Slovenia’s TRIGA reactor marks 60 years of research and training
A 250-kW TRIGA reactor that first went critical in 1966 still powers irradiation, training and isotope work in Slovenia, and the state is honoring it with a rare merit award.
A 250-kW reactor built for hands-on nuclear work is still doing that job 60 years later, and Slovenia is treating the milestone as a live piece of national infrastructure, not a museum piece. On May 25, 2026, the Jožef Stefan Institute marked the TRIGA reactor’s 60th anniversary, and President Nataša Pirc Musar was set to award the institute the Golden Order of Merit for its contribution to science, research and education in nuclear technology.
The Reactor Infrastructure Centre describes the TRIGA Mark II as Slovenia’s central nuclear research infrastructure, with access to the reactor, a hot cells facility and associated equipment for scientific, educational and industrial use. That setup matters because it keeps the work practical: neutron and gamma irradiation, sample handling, training for students and professionals, and the kind of experiments that give reactor physics its real-world edge. The reactor core holds about 70 fuel elements, while a 40-position rotary specimen rack and pneumatic rabbit systems keep irradiation campaigns moving.
The technical record shows why the reactor has stayed relevant. It achieved first criticality on May 31, 1966 at 14:15, was reconstructed in 1991 and equipped for pulse-mode operation, and has continued operating since 1966. Historical and technical sources say it has supported sample irradiation, neutron radiography, reactor-physics experiments, boron neutron capture therapy, environmental studies, advanced materials research and isotope production. IAEA-linked material also notes heavy radioisotope production in the 1970s and 1980s, especially 99mTc and 18F.
The anniversary carries extra weight because the reactor has been tied to Slovenia’s nuclear workforce and safety culture from the start. The institute says the TRIGA contributed to the development of nuclear technology in Slovenia and supported the startup of the Krško nuclear power plant. In February 2026, Foreign Minister Tanja Fajon visited the reactor centre, underscoring Slovenia’s emphasis on responsible nuclear science, international cooperation and science and economic diplomacy.

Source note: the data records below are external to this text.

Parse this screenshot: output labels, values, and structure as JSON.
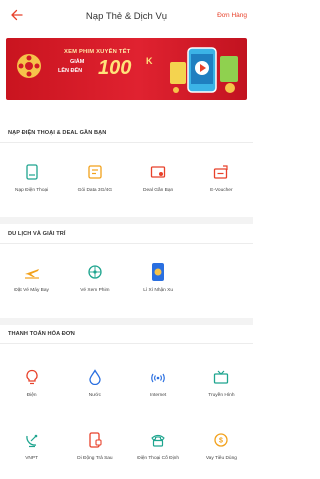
{
  "header": {
    "back_icon": "arrow-left-icon",
    "title": "Nạp Thẻ & Dịch Vụ",
    "orders_link": "Đơn Hàng"
  },
  "banner": {
    "line1": "XEM PHIM XUYÊN TẾT",
    "line2": "GIẢM",
    "line3": "LÊN ĐẾN",
    "amount": "100",
    "unit": "K"
  },
  "sections": [
    {
      "title": "NẠP ĐIỆN THOẠI & DEAL GẦN BẠN",
      "items": [
        {
          "label": "Nạp Điện Thoại",
          "icon": "phone-icon"
        },
        {
          "label": "Gói Data 3G/4G",
          "icon": "data-package-icon"
        },
        {
          "label": "Deal Gần Bạn",
          "icon": "ticket-icon"
        },
        {
          "label": "E-Voucher",
          "icon": "voucher-icon"
        }
      ]
    },
    {
      "title": "DU LỊCH VÀ GIẢI TRÍ",
      "items": [
        {
          "label": "Đặt Vé Máy Bay",
          "icon": "airplane-icon"
        },
        {
          "label": "Vé Xem Phim",
          "icon": "movie-icon"
        },
        {
          "label": "Lì Xì Nhận Xu",
          "icon": "red-envelope-icon"
        }
      ]
    },
    {
      "title": "THANH TOÁN HÓA ĐƠN",
      "items": [
        {
          "label": "Điện",
          "icon": "lightbulb-icon"
        },
        {
          "label": "Nước",
          "icon": "water-drop-icon"
        },
        {
          "label": "Internet",
          "icon": "wifi-icon"
        },
        {
          "label": "Truyền Hình",
          "icon": "tv-icon"
        },
        {
          "label": "VNPT",
          "icon": "satellite-icon"
        },
        {
          "label": "Di Động Trả Sau",
          "icon": "mobile-postpaid-icon"
        },
        {
          "label": "Điện Thoại Cố Định",
          "icon": "landline-phone-icon"
        },
        {
          "label": "Vay Tiêu Dùng",
          "icon": "loan-coin-icon"
        }
      ]
    }
  ],
  "colors": {
    "accent": "#e8412a",
    "icon_red": "#e8412a",
    "icon_teal": "#1fa58f",
    "icon_blue": "#2a6fe0",
    "icon_orange": "#f2a11b",
    "banner_red": "#d11a26"
  }
}
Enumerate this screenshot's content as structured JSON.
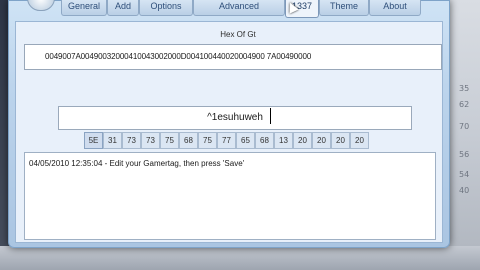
{
  "tabs": [
    {
      "label": "General",
      "active": false
    },
    {
      "label": "Add",
      "active": false
    },
    {
      "label": "Options",
      "active": false
    },
    {
      "label": "Advanced",
      "active": false
    },
    {
      "label": "1337",
      "active": true
    },
    {
      "label": "Theme",
      "active": false
    },
    {
      "label": "About",
      "active": false
    }
  ],
  "hex_group": {
    "title": "Hex Of Gt",
    "value": "0049007A00490032000410043002000D004100440020004900 7A00490000"
  },
  "gamertag": {
    "value": "^1esuhuweh"
  },
  "hex_bytes": [
    "5E",
    "31",
    "73",
    "73",
    "75",
    "68",
    "75",
    "77",
    "65",
    "68",
    "13",
    "20",
    "20",
    "20",
    "20"
  ],
  "log": {
    "lines": [
      "04/05/2010 12:35:04 - Edit your Gamertag, then press 'Save'"
    ]
  },
  "background_numbers": [
    "35",
    "62",
    "70",
    "56",
    "54",
    "40"
  ]
}
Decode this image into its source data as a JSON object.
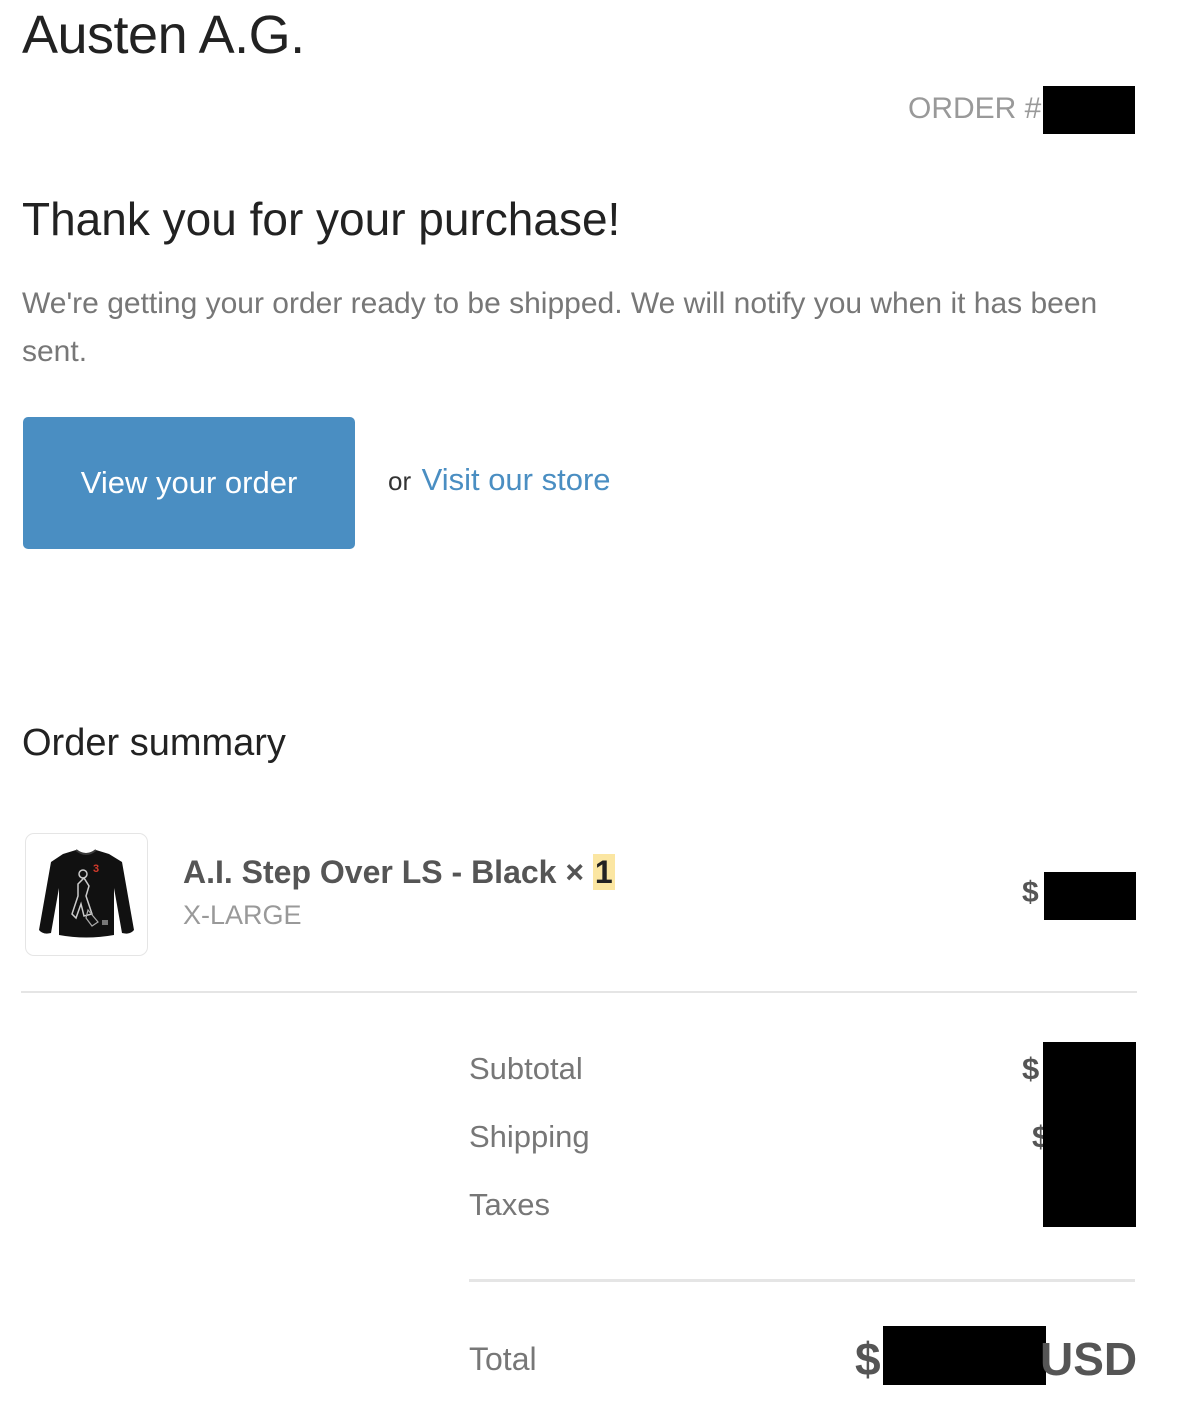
{
  "header": {
    "shop_name": "Austen A.G.",
    "order_label": "ORDER #"
  },
  "confirmation": {
    "title": "Thank you for your purchase!",
    "message": "We're getting your order ready to be shipped. We will notify you when it has been sent.",
    "view_order_label": "View your order",
    "or_text": "or",
    "visit_store_label": "Visit our store"
  },
  "summary": {
    "title": "Order summary",
    "item": {
      "name": "A.I. Step Over LS - Black ×",
      "quantity": "1",
      "variant": "X-LARGE",
      "price_prefix": "$",
      "image_icon": "tshirt-icon",
      "shirt_number": "3"
    },
    "lines": [
      {
        "label": "Subtotal",
        "value_prefix": "$"
      },
      {
        "label": "Shipping",
        "value_prefix": "$"
      },
      {
        "label": "Taxes",
        "value_prefix": ""
      }
    ],
    "total": {
      "label": "Total",
      "value_prefix": "$",
      "currency": "USD"
    }
  },
  "colors": {
    "accent": "#4a8ec2",
    "redaction": "#000000",
    "highlight": "#fbe6a2"
  }
}
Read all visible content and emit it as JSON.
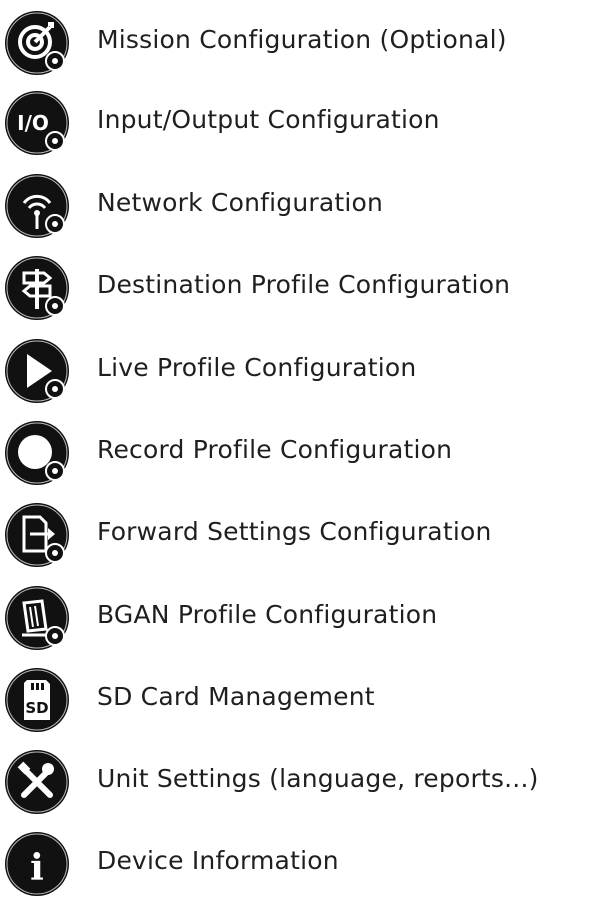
{
  "menu": {
    "items": [
      {
        "label": "Mission Configuration (Optional)",
        "icon": "mission-target-icon"
      },
      {
        "label": "Input/Output Configuration",
        "icon": "input-output-icon"
      },
      {
        "label": "Network Configuration",
        "icon": "network-wifi-icon"
      },
      {
        "label": "Destination Profile Configuration",
        "icon": "destination-signpost-icon"
      },
      {
        "label": "Live Profile Configuration",
        "icon": "live-play-icon"
      },
      {
        "label": "Record Profile Configuration",
        "icon": "record-circle-icon"
      },
      {
        "label": "Forward Settings Configuration",
        "icon": "forward-file-icon"
      },
      {
        "label": "BGAN Profile Configuration",
        "icon": "bgan-antenna-icon"
      },
      {
        "label": "SD Card Management",
        "icon": "sd-card-icon"
      },
      {
        "label": "Unit Settings (language, reports...)",
        "icon": "tools-icon"
      },
      {
        "label": "Device Information",
        "icon": "info-icon"
      }
    ],
    "icon_text": {
      "io": "I/O",
      "sd": "SD",
      "info": "i"
    },
    "colors": {
      "icon_fill": "#111111",
      "icon_glyph": "#ffffff",
      "text": "#1f1f1f"
    }
  }
}
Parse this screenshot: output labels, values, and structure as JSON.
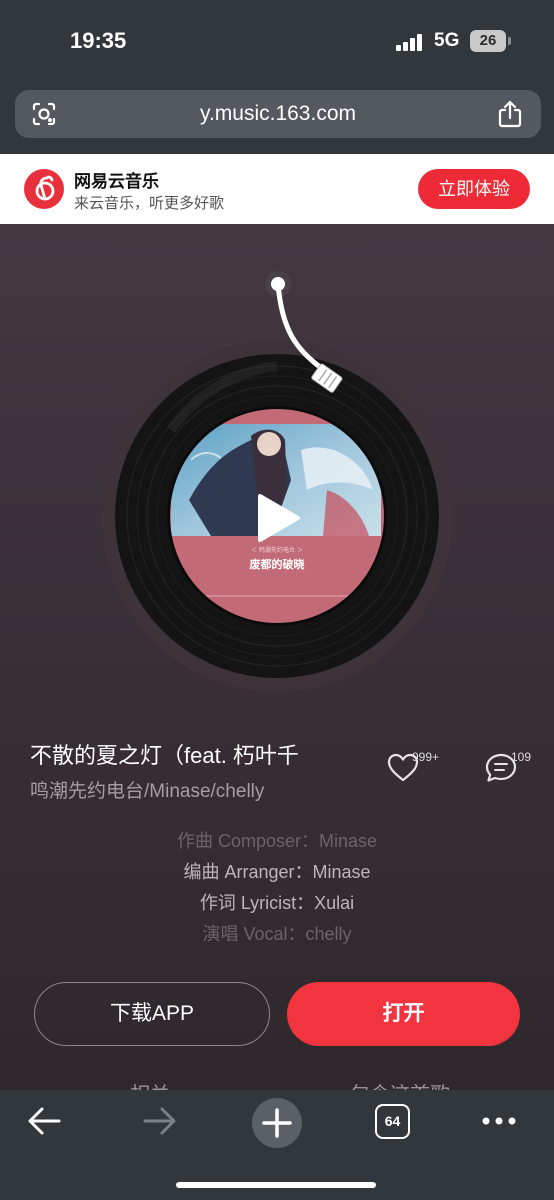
{
  "status_bar": {
    "time": "19:35",
    "network": "5G",
    "battery": "26"
  },
  "browser": {
    "url": "y.music.163.com",
    "tabs_count": "64"
  },
  "app_banner": {
    "name": "网易云音乐",
    "slogan": "来云音乐，听更多好歌",
    "cta_label": "立即体验"
  },
  "player": {
    "album_tag": "＜ 鸣潮先约电台 ＞",
    "album_title": "废都的破晓",
    "song_title": "不散的夏之灯（feat. 朽叶千",
    "artist": "鸣潮先约电台/Minase/chelly",
    "like_count": "999+",
    "comment_count": "109",
    "is_playing": false
  },
  "credits": [
    {
      "text": "作曲 Composer：Minase",
      "color": "#6b6368"
    },
    {
      "text": "编曲 Arranger：Minase",
      "color": "#bdb5ba"
    },
    {
      "text": "作词 Lyricist：Xulai",
      "color": "#bdb5ba"
    },
    {
      "text": "演唱 Vocal：chelly",
      "color": "#6b6368"
    }
  ],
  "actions": {
    "download_label": "下载APP",
    "open_label": "打开"
  },
  "peek": {
    "left": "相关",
    "right": "包含这首歌"
  },
  "colors": {
    "brand_red": "#ee2a36",
    "browser_chrome": "#32373c",
    "background": "#3a3039"
  }
}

The site’s hot cells underline that this is still an active working facility, not just a display. The Hot Cells Facility has two hot cells, including VC1, which is connected to the reactor through pneumatic transfer for irradiated samples and fitted with master-slave manipulators. The reactor, hot cells and digester are under continuous radiological spatial monitoring, a reminder that long-lived research infrastructure still runs on discipline as much as hardware.
Leon Cizelj said the reactor’s 60 years have coincided with the institute’s expansion into a multidisciplinary research organization. That is the real story here: the machine that first went critical on May 31, 1966 is still training people, moving samples, producing isotopes and keeping Slovenia’s reactor community connected to the basics that matter.